About 1 in 3 mortgage borrowers whose monthly loan payments were lowered by at least 20 percent had redefaulted within 12 months. This ratio was far lower than the big percentage of redefaults in mortgages which were not modified substantially. Over 60 percent of homeowners whose monthly loan payments increased or remained unchanged redefaulted within 12 months.

These high rates of redefaults have prompted housing advocates and other critics of the Obama administration to say that the loan modification program is a waste of billions in taxpayer money because it is not able to help Americans avoid foreclosed houses.

Federal officials however argued that the foreclosure crisis could have plunged the country into worse conditions if the Home Affordable Modification Program was not crafted and implemented.

The Obama administration is now putting further pressure on lenders to make substantive changes in the way they modify loans so that monthly home loan payments become affordable.

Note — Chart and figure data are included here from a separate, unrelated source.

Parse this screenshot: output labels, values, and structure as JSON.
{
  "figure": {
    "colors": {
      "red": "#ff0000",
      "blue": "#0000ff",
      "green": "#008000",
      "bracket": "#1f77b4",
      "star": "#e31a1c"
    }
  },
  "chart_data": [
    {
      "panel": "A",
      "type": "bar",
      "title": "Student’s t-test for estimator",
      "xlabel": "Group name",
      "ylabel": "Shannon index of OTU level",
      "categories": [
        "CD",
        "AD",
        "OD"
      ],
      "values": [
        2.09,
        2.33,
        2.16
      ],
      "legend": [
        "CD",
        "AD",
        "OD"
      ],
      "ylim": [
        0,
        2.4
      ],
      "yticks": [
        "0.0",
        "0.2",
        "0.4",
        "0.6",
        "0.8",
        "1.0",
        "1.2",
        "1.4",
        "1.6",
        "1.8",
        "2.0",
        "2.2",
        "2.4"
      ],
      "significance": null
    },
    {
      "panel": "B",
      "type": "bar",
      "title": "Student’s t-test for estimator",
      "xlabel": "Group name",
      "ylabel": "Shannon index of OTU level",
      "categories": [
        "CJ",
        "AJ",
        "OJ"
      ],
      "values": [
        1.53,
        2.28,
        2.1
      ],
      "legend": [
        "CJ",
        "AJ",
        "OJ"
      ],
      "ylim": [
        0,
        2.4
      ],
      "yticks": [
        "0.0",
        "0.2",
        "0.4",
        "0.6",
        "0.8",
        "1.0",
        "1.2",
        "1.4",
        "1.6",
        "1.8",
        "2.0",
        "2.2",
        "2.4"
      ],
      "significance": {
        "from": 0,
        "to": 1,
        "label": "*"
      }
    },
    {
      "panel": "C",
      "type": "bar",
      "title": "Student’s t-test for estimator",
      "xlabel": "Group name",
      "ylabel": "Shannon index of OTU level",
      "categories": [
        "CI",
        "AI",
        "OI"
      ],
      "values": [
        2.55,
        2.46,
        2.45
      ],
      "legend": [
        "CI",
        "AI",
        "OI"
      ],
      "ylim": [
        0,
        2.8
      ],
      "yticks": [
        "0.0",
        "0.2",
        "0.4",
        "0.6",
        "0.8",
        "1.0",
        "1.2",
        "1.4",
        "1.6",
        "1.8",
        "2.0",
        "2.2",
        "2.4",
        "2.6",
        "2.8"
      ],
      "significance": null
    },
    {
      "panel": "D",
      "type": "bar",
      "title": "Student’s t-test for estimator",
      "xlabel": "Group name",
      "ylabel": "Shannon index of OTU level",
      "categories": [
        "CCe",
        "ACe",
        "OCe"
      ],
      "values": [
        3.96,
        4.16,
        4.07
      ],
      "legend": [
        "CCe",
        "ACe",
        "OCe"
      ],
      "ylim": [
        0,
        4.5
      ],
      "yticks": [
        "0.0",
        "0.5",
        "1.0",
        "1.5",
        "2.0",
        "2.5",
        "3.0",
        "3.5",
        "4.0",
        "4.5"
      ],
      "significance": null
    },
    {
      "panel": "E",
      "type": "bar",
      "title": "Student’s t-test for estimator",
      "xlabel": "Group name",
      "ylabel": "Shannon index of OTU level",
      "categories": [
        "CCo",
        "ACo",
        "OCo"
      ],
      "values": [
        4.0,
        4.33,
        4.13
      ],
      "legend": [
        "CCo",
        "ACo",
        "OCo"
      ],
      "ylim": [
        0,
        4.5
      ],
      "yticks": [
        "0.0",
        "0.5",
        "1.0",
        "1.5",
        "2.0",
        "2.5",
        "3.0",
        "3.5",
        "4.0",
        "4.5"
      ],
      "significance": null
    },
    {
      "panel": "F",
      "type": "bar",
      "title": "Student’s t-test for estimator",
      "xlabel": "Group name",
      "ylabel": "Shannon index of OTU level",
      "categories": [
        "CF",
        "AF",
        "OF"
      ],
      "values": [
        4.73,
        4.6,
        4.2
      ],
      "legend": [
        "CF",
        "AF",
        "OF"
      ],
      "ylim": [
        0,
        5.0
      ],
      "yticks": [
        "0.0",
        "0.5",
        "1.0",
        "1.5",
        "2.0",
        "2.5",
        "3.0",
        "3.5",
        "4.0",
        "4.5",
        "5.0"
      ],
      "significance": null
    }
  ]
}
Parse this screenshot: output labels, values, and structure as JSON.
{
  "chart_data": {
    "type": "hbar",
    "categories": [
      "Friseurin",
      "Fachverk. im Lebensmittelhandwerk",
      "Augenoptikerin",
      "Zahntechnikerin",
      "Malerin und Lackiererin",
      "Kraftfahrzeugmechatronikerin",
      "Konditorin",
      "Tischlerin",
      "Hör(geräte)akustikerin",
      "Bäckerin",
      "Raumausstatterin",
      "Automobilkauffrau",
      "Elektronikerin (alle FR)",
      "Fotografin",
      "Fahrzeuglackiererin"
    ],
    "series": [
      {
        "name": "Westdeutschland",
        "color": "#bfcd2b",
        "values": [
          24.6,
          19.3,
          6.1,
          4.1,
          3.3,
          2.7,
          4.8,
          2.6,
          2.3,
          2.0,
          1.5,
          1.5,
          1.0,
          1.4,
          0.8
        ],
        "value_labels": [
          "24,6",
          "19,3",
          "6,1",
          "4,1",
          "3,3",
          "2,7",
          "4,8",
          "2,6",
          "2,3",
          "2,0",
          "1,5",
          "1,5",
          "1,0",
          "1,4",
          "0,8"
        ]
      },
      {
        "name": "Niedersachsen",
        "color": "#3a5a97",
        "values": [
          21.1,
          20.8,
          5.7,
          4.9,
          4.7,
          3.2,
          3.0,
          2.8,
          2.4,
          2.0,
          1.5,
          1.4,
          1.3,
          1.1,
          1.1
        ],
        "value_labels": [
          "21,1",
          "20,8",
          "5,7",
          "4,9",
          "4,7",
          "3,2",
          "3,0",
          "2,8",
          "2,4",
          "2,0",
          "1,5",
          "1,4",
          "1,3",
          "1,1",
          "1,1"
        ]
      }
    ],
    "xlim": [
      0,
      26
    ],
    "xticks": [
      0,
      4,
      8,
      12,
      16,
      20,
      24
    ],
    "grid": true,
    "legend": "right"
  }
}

Officials have been encouraging lenders to reduce interest rates to as low as two percent.

As of August, the Obama foreclosure prevention program has put approximately 360,000 troubled homeowners into a 3-month trial period under the loan modification scheme. If the homeowners are able to sustain their monthly payments for three months, lenders would extend the payment of lower monthly payments to 5 years.

In the past months, most lenders modified home loans just to enable troubled homeowners to make their accounts current. This strategy increased monthly payments for a lot of hopeful borrowers who were expecting substantially lowered monthly payments.

After federal agencies put more pressure on lenders and servicers, especially those which have received billions in bailout funds from the government, lenders shifted their modification strategy to reduce monthly loan payments.

These reduced monthly loan payments accounted for almost 80 percent of all new loan modifications in the second quarter of this year. This significant increase from the percentage in the first quarter is expected to help more homeowners avoid foreclosed houses.